No futuro, pode haver regulamentação mais clara por parte do Conselho Nacional de Justiça (CNJ) ou até ajustes legislativos, para padronizar a forma como a Caixa deve proceder nesses casos e evitar disputas prolongadas.
Enquanto isso, cada divórcio que chega aos tribunais reforça a consolidação de que o FGTS não é um benefício isolado, mas um patrimônio construído a dois.
Um direito que muda o divórcio no Brasil
A decisão judicial que reconhece ao ex-cônjuge o direito à metade do FGTS depositado durante o casamento marca um ponto de virada na compreensão patrimonial do matrimônio no Brasil. Mais do que uma questão trabalhista, trata-se de um reconhecimento jurídico de que o esforço comum constrói não apenas lares e famílias, mas também reservas financeiras, ainda que invisíveis no dia a dia.

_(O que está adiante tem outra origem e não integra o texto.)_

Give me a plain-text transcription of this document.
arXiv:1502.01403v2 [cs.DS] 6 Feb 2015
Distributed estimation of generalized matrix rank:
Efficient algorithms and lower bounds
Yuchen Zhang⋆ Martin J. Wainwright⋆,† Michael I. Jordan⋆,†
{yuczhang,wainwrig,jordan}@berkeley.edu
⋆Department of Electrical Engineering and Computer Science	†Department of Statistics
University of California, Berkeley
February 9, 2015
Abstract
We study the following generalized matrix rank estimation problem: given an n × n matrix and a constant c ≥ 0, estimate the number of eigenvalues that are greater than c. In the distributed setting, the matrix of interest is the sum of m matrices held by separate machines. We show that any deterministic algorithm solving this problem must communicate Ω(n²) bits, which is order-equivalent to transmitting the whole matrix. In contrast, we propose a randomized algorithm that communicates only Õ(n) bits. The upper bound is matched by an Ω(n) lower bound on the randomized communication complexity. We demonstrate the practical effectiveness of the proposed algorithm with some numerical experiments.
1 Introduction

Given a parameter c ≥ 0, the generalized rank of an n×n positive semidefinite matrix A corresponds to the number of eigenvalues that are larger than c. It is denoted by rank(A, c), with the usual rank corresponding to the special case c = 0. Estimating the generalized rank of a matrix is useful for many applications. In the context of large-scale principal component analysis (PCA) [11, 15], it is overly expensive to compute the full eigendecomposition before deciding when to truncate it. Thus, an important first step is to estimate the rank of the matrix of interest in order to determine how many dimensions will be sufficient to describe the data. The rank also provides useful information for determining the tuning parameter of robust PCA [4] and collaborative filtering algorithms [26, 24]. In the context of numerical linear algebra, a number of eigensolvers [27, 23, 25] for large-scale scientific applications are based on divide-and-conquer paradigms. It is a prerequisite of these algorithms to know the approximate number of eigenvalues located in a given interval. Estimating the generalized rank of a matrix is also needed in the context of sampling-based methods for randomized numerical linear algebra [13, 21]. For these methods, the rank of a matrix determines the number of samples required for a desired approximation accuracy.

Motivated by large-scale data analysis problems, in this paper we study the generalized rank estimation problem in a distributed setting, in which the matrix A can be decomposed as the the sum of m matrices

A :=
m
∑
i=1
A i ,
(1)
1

Em tempos em que divórcios se tornam cada vez mais frequentes, essa jurisprudência traz previsibilidade e justiça, equilibrando direitos e deveres de quem um dia dividiu a mesma vida. E lança um alerta: o patrimônio familiar vai além do que está no banco ou na escritura de imóveis.
Até mesmo o fundo criado para proteger o trabalhador pode, em última instância, se transformar em um patrimônio do casal.